According to the charging documents, from at least June 2013 through at least September 2020, Doyle allegedly conspired with others, including two managers for a mobile medical diagnostics company that performed transcranial doppler (TCD) scans, to enter into kickback agreements with various doctors. TCD scans are brain scans that measure blood flow in parts of the brain. It is alleged that Doyle and his co-conspirators agreed to offer and pay doctors kickbacks, some in cash and others by check, based on the number of TCD ultrasounds the doctors ordered. Doyle and his co-conspirators allegedly created purported rental and administrative service agreements, which on paper made it appear as if doctors were compensated for the TCD company’s use of space and administrative resources of the ordering doctor’s practice based on fair market value and not based on the volume or value of referrals. It is also alleged that these agreements were shams that hid the true nature of the arrangement of paying per test.

According to the charging documents, the scheme resulted in fraudulent bills of approximately $70.6 million to Medicare.

The charge of conspiracy to violate the Anti-Kickback Statute provides for a sentence of up to five years in prison, three years of supervised release and a fine of up to $250,000. Sentences are imposed by a federal district court judge based upon the U.S. Sentencing Guidelines and statutes which govern the determination of a sentence in a criminal case.

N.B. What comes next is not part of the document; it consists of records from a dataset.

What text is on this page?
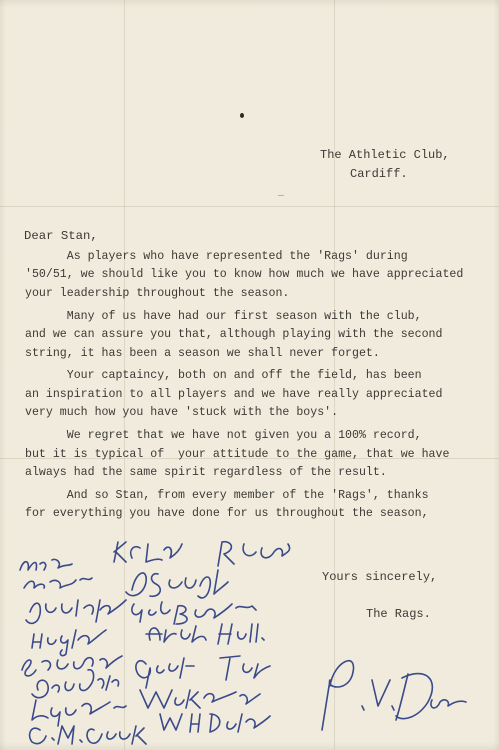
The Athletic Club,
Cardiff.
—
Dear Stan,

As players who have represented the 'Rags' during
'50/51, we should like you to know how much we have appreciated
your leadership throughout the season.

Many of us have had our first season with the club,
and we can assure you that, although playing with the second
string, it has been a season we shall never forget.

Your captaincy, both on and off the field, has been
an inspiration to all players and we have really appreciated
very much how you have 'stuck with the boys'.

We regret that we have not given you a 100% record,
but it is typical of  your attitude to the game, that we have
always had the same spirit regardless of the result.

And so Stan, from every member of the 'Rags', thanks
for everything you have done for us throughout the season,

Yours sincerely,
The Rags.
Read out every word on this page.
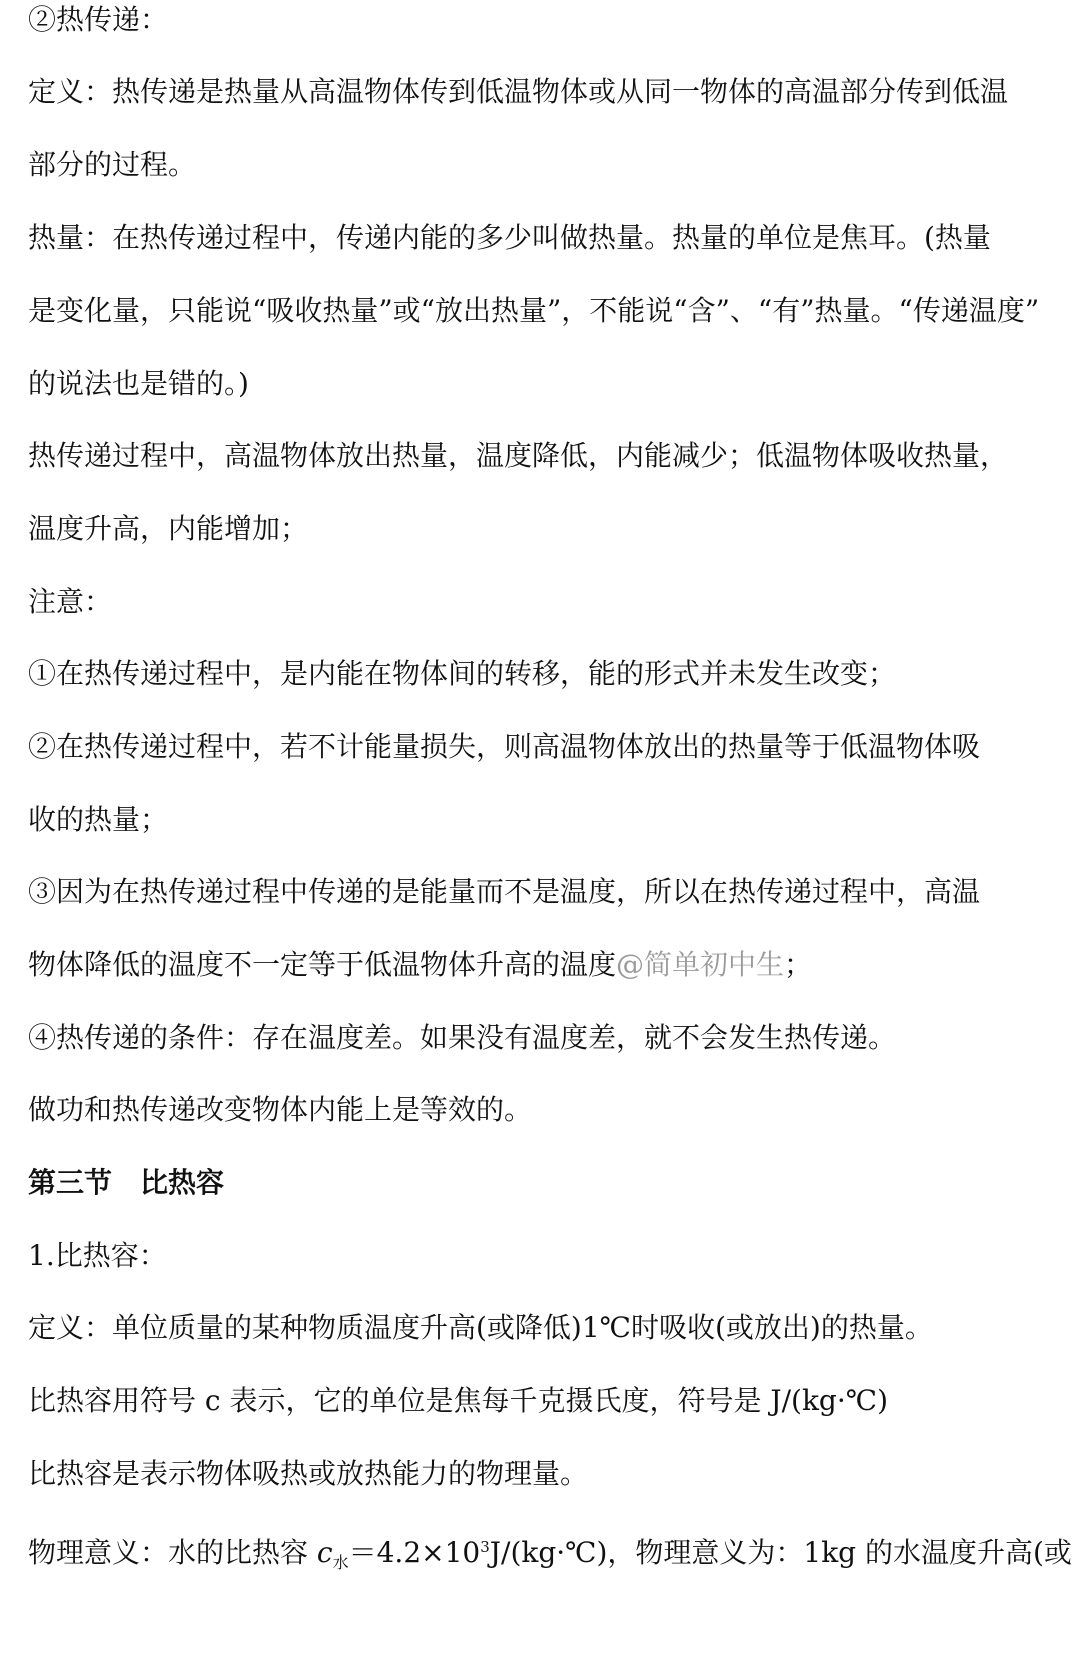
②热传递：
定义：热传递是热量从高温物体传到低温物体或从同一物体的高温部分传到低温
部分的过程。
热量：在热传递过程中，传递内能的多少叫做热量。热量的单位是焦耳。(热量
是变化量，只能说“吸收热量”或“放出热量”，不能说“含”、“有”热量。“传递温度”
的说法也是错的。)
热传递过程中，高温物体放出热量，温度降低，内能减少；低温物体吸收热量，
温度升高，内能增加；
注意：
①在热传递过程中，是内能在物体间的转移，能的形式并未发生改变；
②在热传递过程中，若不计能量损失，则高温物体放出的热量等于低温物体吸
收的热量；
③因为在热传递过程中传递的是能量而不是温度，所以在热传递过程中，高温
物体降低的温度不一定等于低温物体升高的温度@简单初中生；
④热传递的条件：存在温度差。如果没有温度差，就不会发生热传递。
做功和热传递改变物体内能上是等效的。
第三节　比热容
1.比热容：
定义：单位质量的某种物质温度升高(或降低)1℃时吸收(或放出)的热量。
比热容用符号 c 表示，它的单位是焦每千克摄氏度，符号是 J/(kg·℃)
比热容是表示物体吸热或放热能力的物理量。
物理意义：水的比热容 $c_水=4.2\times 10^3J/(kg\cdot℃)$，物理意义为：1kg 的水温度升高(或
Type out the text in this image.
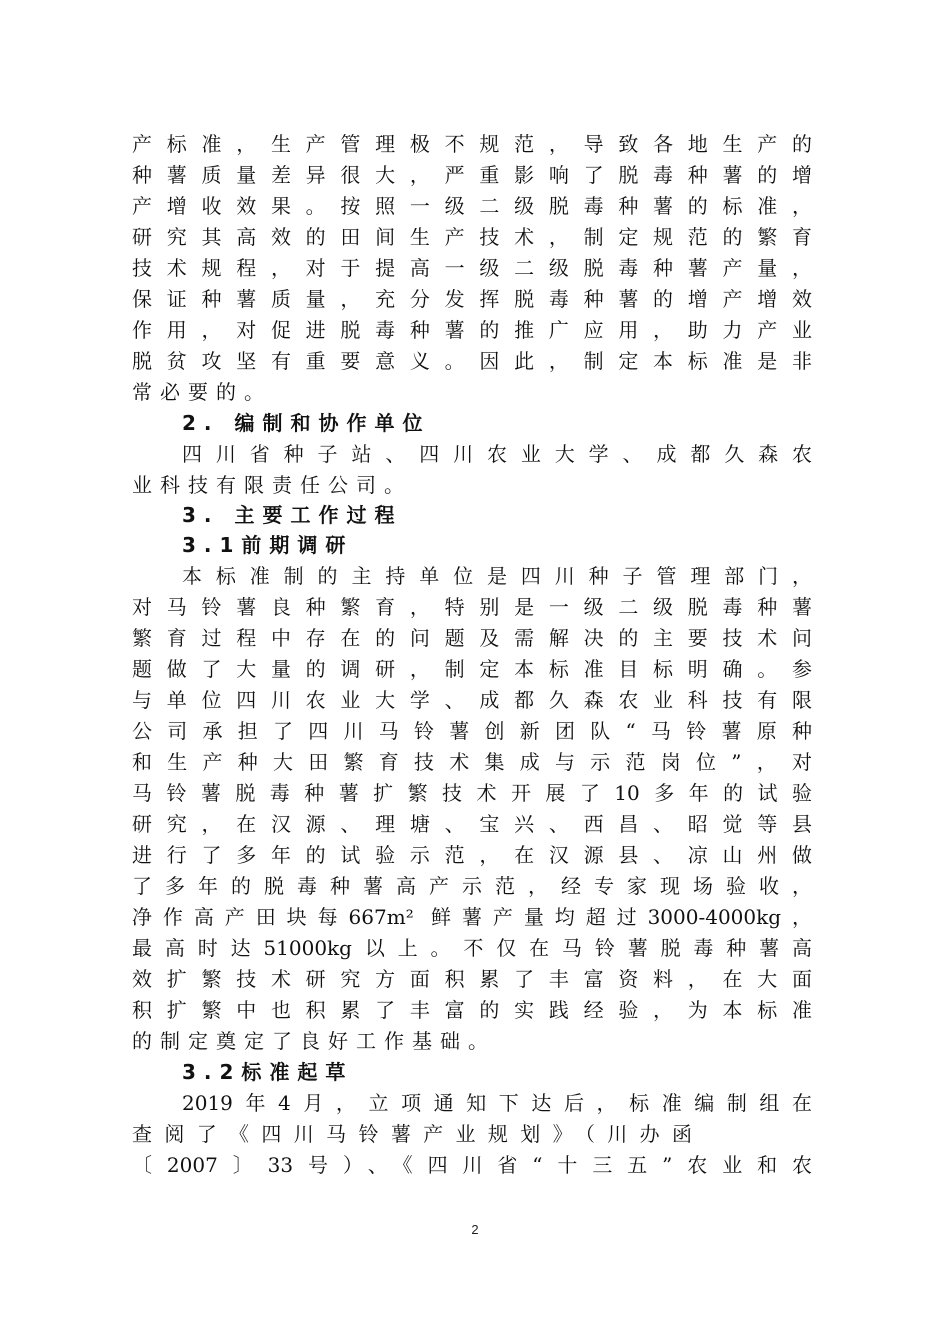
产标准，生产管理极不规范，导致各地生产的
种薯质量差异很大，严重影响了脱毒种薯的增
产增收效果。按照一级二级脱毒种薯的标准，
研究其高效的田间生产技术，制定规范的繁育
技术规程，对于提高一级二级脱毒种薯产量，
保证种薯质量，充分发挥脱毒种薯的增产增效
作用，对促进脱毒种薯的推广应用，助力产业
脱贫攻坚有重要意义。因此，制定本标准是非
常必要的。
2. 编制和协作单位
四川省种子站、四川农业大学、成都久森农
业科技有限责任公司。
3. 主要工作过程
3.1前期调研
本标准制的主持单位是四川种子管理部门，
对马铃薯良种繁育，特别是一级二级脱毒种薯
繁育过程中存在的问题及需解决的主要技术问
题做了大量的调研，制定本标准目标明确。参
与单位四川农业大学、成都久森农业科技有限
公司承担了四川马铃薯创新团队“马铃薯原种
和生产种大田繁育技术集成与示范岗位”，对
马铃薯脱毒种薯扩繁技术开展了10多年的试验
研究，在汉源、理塘、宝兴、西昌、昭觉等县
进行了多年的试验示范，在汉源县、凉山州做
了多年的脱毒种薯高产示范，经专家现场验收，
净作高产田块每667m² 鲜薯产量均超过3000-4000kg，
最高时达51000kg以上。不仅在马铃薯脱毒种薯高
效扩繁技术研究方面积累了丰富资料，在大面
积扩繁中也积累了丰富的实践经验，为本标准
的制定奠定了良好工作基础。
3.2标准起草
2019年4月，立项通知下达后，标准编制组在
查阅了《四川马铃薯产业规划》（川办函
〔2007〕33号）、《四川省“十三五”农业和农
2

Acting United States Attorney Joshua S. Levy; Jonathan Wlodyka, Acting Special Agent in Charge of the Internal Revenue Service Criminal Investigation (IRS-CI), Boston Field Office; Roberto Coviello, Special Agent in Charge of the U.S. Department of Health and Human Services, Office of Inspector General; Jodi Cohen, Special Agent in Charge of the Federal Bureau of Investigation, Boston Division; Carol S. Hamilton, Regional Director of the U.S. Department of Labor, Employee Benefits Security Administration, Boston Regional Office; Ketty Larco-Ward, Inspector in Charge of the U.S. Postal Inspection Service, Boston Division; and Christopher Algieri, Special Agent in Charge of the U.S. Department of Veterans Affairs Office of Inspector General, Northeast Field Office. Assistant U.S. Attorneys Howard Locker and Mackenzie Queenin of the Health Care Fraud Unit are prosecuting the case.

The details contained in the charging documents are allegations. The defendant is presumed innocent unless and until proven guilty beyond a reasonable doubt in a court of law.

IRS-CI is the criminal investigative arm of the IRS, responsible for conducting financial crime investigations, including tax fraud, narcotics trafficking, money-laundering, public corruption, healthcare fraud, identity theft and more. IRS-CI special agents are the only federal law enforcement agents with investigative jurisdiction over violations of the Internal Revenue Code, obtaining a more than a 90 percent federal conviction rate. The agency has 20 field offices located across the U.S. and 12 attaché posts abroad.